“The unique thing about Empire is that it has expanded its colonization over the whole of existence and over all that exists. It is not only that Capital has enlarged its human base, but it has also deepened the moorings of its jurisdiction. Better still, on the basis of a final disintegration of society and its subjects, Empire now intends to recreate an ethical fabric, of which the hipsters, with their modular neighborhoods, their modular media, codes, food, and ideas, are both the guinea pigs and the avant-garde.”
Tiqqun, This Is Not a Program
During the past days, commenting on filmmakers (and even critics) who comment negatively on the theoretical practice of film analysis, I mentioned through one of my social media accounts manners of which they perceive how film must be appreciated. They only but affirm Edel Garcellano’s comment on film industry’s cohorts who deem cinema as “an enterprise which needs all the compassion it must have – a baby that must be protected even from the harsh light of the sun” and thus wary of any criticism that uses other lenses than the formal knowledge of the medium. Nestor Abrogena’s Ang Kwento Nating Dalawa is a product of this cinema culture. In this film, we are faced with a seemingly new kind of cinema: a cinema with no theory and history. No theory in the sense that the frames the film conjure tries to resist any more symbolization than it already has: a posture of realism as Real. No history in the way it treats history as its object of nostalgia and nothing more. It begs to be taken as it is. While this isn’t exclusively the genesis of such practice in filmmaking, it is otherwise a candidate as its posterboy.

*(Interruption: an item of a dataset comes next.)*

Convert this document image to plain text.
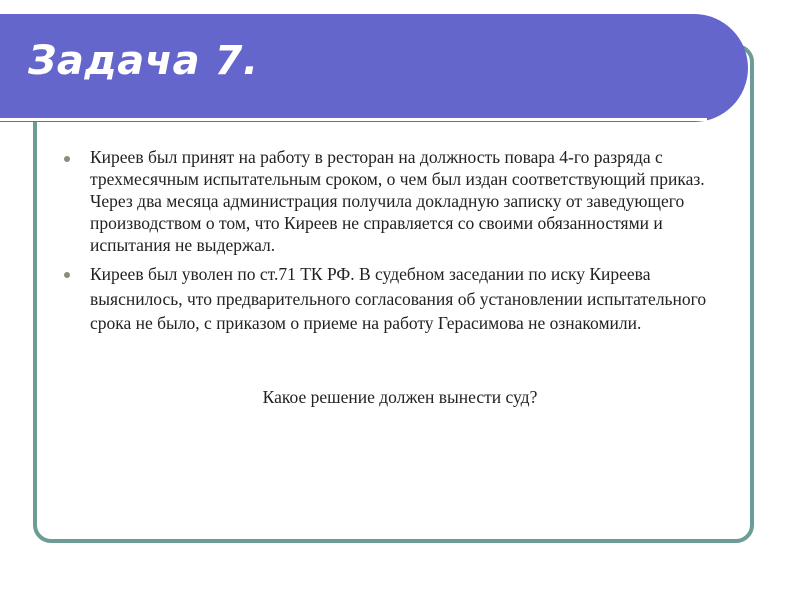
Задача 7.
Киреев был принят на работу в ресторан на должность повара 4-го разряда с трехмесячным испытательным сроком, о чем был издан соответствующий приказ. Через два месяца администрация получила докладную записку от заведующего производством о том, что Киреев не справляется со своими обязанностями и испытания не выдержал.
Киреев был уволен по ст.71 ТК РФ. В судебном заседании по иску Киреева выяснилось, что предварительного согласования об установлении испытательного срока не было, с приказом о приеме на работу Герасимова не ознакомили.
Какое решение должен вынести суд?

Since the film begs to be taken as it is: it is no criticism. It supposes nothing outside of its own narrative. But of course, one must be generous to give more than what one begs.

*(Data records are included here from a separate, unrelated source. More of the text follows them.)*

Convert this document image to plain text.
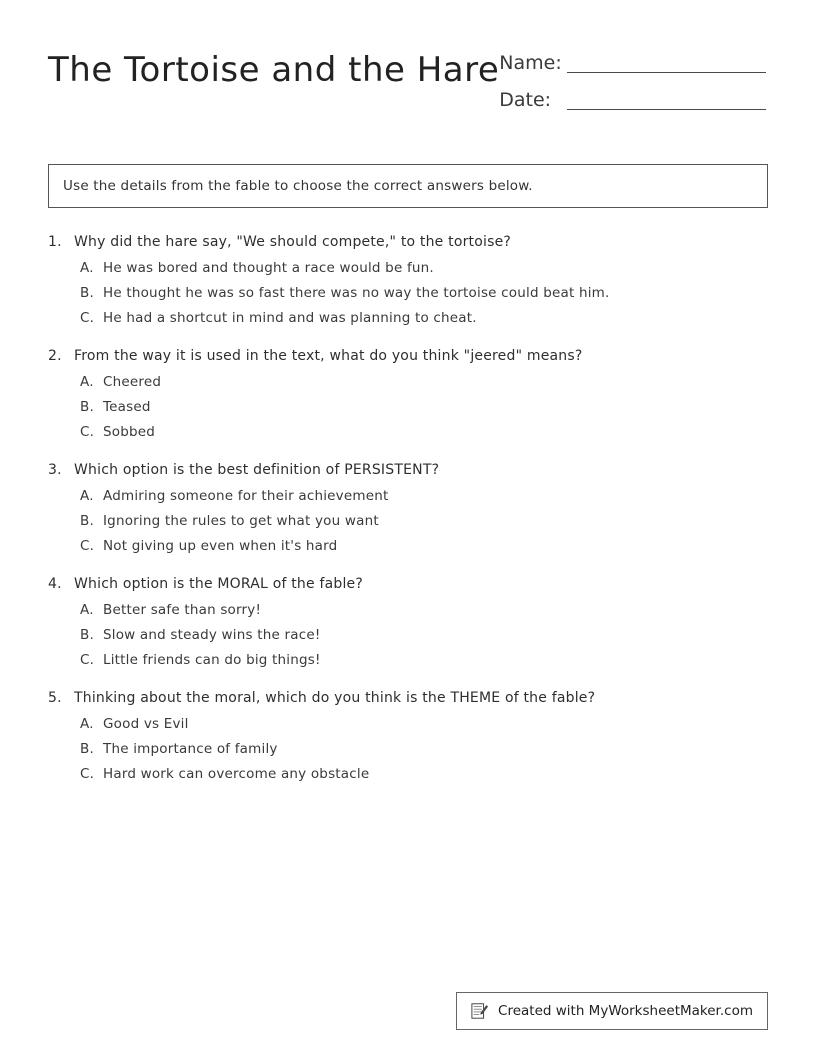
The Tortoise and the Hare Name:
Date:
Use the details from the fable to choose the correct answers below.
1. Why did the hare say, "We should compete," to the tortoise?
A. He was bored and thought a race would be fun.
B. He thought he was so fast there was no way the tortoise could beat him.
C. He had a shortcut in mind and was planning to cheat.
2. From the way it is used in the text, what do you think "jeered" means?
A. Cheered
B. Teased
C. Sobbed
3. Which option is the best definition of PERSISTENT?
A. Admiring someone for their achievement
B. Ignoring the rules to get what you want
C. Not giving up even when it's hard
4. Which option is the MORAL of the fable?
A. Better safe than sorry!
B. Slow and steady wins the race!
C. Little friends can do big things!
5. Thinking about the moral, which do you think is the THEME of the fable?
A. Good vs Evil
B. The importance of family
C. Hard work can overcome any obstacle
Created with MyWorksheetMaker.com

Based on the scenes when Sam and Isa discusses art, old buildings and nostalgia, it would have been an effective parody of the upper-class art culture if it would’ve had a sense of irony in it, but, unfortunately, it doesn’t have any. For what is presented in this film are mere affirmation of things as natural: the whole of the film is a certain reduction to universality, a common ground between them upper-class students/artists and majority of LRT1 commuters. The scene when Isa fell asleep in the arms of Sam while standing in the train car is a sample of this: she, who sees the rail transit as an option, becomes a message of the upper-class who also labors and gets tired as much as other commuters who actually do real labor but only have the public transport as their means.

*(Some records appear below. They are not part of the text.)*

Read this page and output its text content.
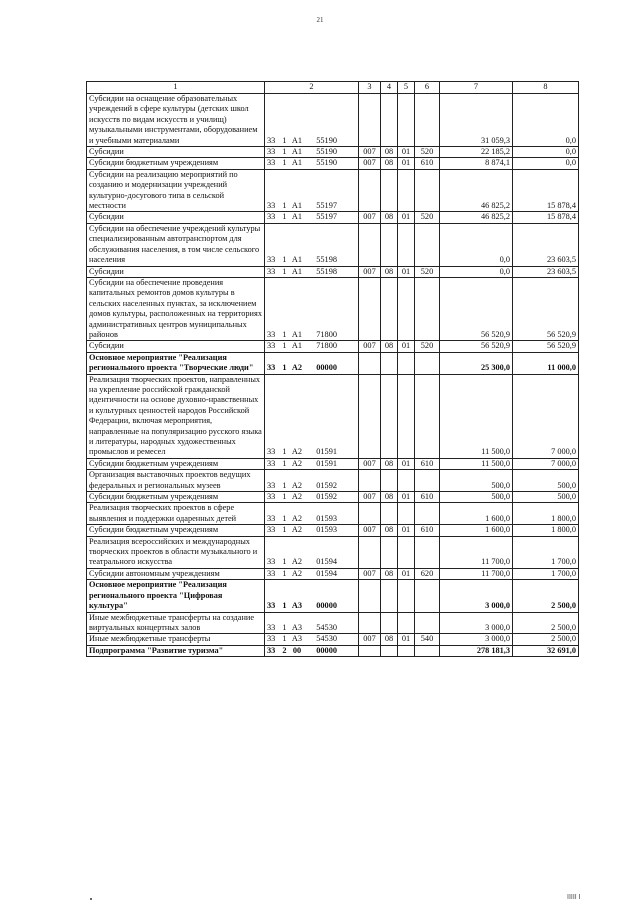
21
1	2	3	4	5	6	7	8
Субсидии на оснащение образовательных учреждений в сфере культуры (детских школ искусств по видам искусств и училищ) музыкальными инструментами, оборудованием и учебными материалами	33 1 A1 55190					31 059,3	0,0
Субсидии	33 1 A1 55190	007	08	01	520	22 185,2	0,0
Субсидии бюджетным учреждениям	33 1 A1 55190	007	08	01	610	8 874,1	0,0
Субсидии на реализацию мероприятий по созданию и модернизации учреждений культурно-досугового типа в сельской местности	33 1 A1 55197					46 825,2	15 878,4
Субсидии	33 1 A1 55197	007	08	01	520	46 825,2	15 878,4
Субсидии на обеспечение учреждений культуры специализированным автотранспортом для обслуживания населения, в том числе сельского населения	33 1 A1 55198					0,0	23 603,5
Субсидии	33 1 A1 55198	007	08	01	520	0,0	23 603,5
Субсидии на обеспечение проведения капитальных ремонтов домов культуры в сельских населенных пунктах, за исключением домов культуры, расположенных на территориях административных центров муниципальных районов	33 1 A1 71800					56 520,9	56 520,9
Субсидии	33 1 A1 71800	007	08	01	520	56 520,9	56 520,9
Основное мероприятие "Реализация регионального проекта "Творческие люди"	33 1 A2 00000					25 300,0	11 000,0
Реализация творческих проектов, направленных на укрепление российской гражданской идентичности на основе духовно-нравственных и культурных ценностей народов Российской Федерации, включая мероприятия, направленные на популяризацию русского языка и литературы, народных художественных промыслов и ремесел	33 1 A2 01591					11 500,0	7 000,0
Субсидии бюджетным учреждениям	33 1 A2 01591	007	08	01	610	11 500,0	7 000,0
Организация выставочных проектов ведущих федеральных и региональных музеев	33 1 A2 01592					500,0	500,0
Субсидии бюджетным учреждениям	33 1 A2 01592	007	08	01	610	500,0	500,0
Реализация творческих проектов в сфере выявления и поддержки одаренных детей	33 1 A2 01593					1 600,0	1 800,0
Субсидии бюджетным учреждениям	33 1 A2 01593	007	08	01	610	1 600,0	1 800,0
Реализация всероссийских и международных творческих проектов в области музыкального и театрального искусства	33 1 A2 01594					11 700,0	1 700,0
Субсидии автономным учреждениям	33 1 A2 01594	007	08	01	620	11 700,0	1 700,0
Основное мероприятие "Реализация регионального проекта "Цифровая культура"	33 1 A3 00000					3 000,0	2 500,0
Иные межбюджетные трансферты на создание виртуальных концертных залов	33 1 A3 54530					3 000,0	2 500,0
Иные межбюджетные трансферты	33 1 A3 54530	007	08	01	540	3 000,0	2 500,0
Подпрограмма "Развитие туризма"	33 2 00 00000					278 181,3	32 691,0
IIIII I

I remember having a conversation with a former workmate who described his alma mater, De La Salle University located in Taft Ave, as having an existence similar with those in science fiction as dystopia. Their academic complex, worth of millions of both corporate and whatever investments, stands in the middle of the poverty stricken city: an irony which is also represented by similar infrastructures near it. What we are given in the film after the train scenes are a glimpse inside one of De La Salle’s tower of doom: where you can’t really distinguish a classroom from the conference room at the edge of your BPO office space. As the frame tracks the characters in the halls via handheld camera on stabilizer, you are given an almost first-hand glimpse of its homogeneous spaces and people. The metaphor of sameness went overboard that it has transcended from a school romance drama to a totalitarian dystopian fiction in which we see people happily integrated in a system of standardized utilization and reproduction of craftsmen for industrial use.
For most dystopian tales, the conflict is not between characters but between freedom and the rule of a greater order. At first, it would seem that the conflict is in the secret love of Sam and Isa, but as the twist in the end of the film, in a classroom full of wired desktops, it depicts how the system won in the end: it has always been a power struggle between the teacher and the student, the system and its subject. In the end, it is still the system who has the last say on the subject’s product: screenplay titled “Ang Kwento Nating Dalawa” (The Story of Us, in literal translation) which end was erased by the system. Isa never became free from the chain which binds her.
Looking the film backwards from this twist, some questions surface: did Isa ever really existed on her own or is she merely a product of the system on which subjected her? What does she really want that is outside of all of these? What is it that she really desires? The questions, as she went deeply integrated into the system becomes harder to answer. Isa became an impossibility.
But the film, as I’ve said, is without irony. Its wit never really went beyond its formal qualities and lets its impulse play throughout. The film is a monster with empty frames: created a desiring-machine through Sam, which only silenced Isa.
This dystopia, however, is a fairy-tale for these train-riding hipsters.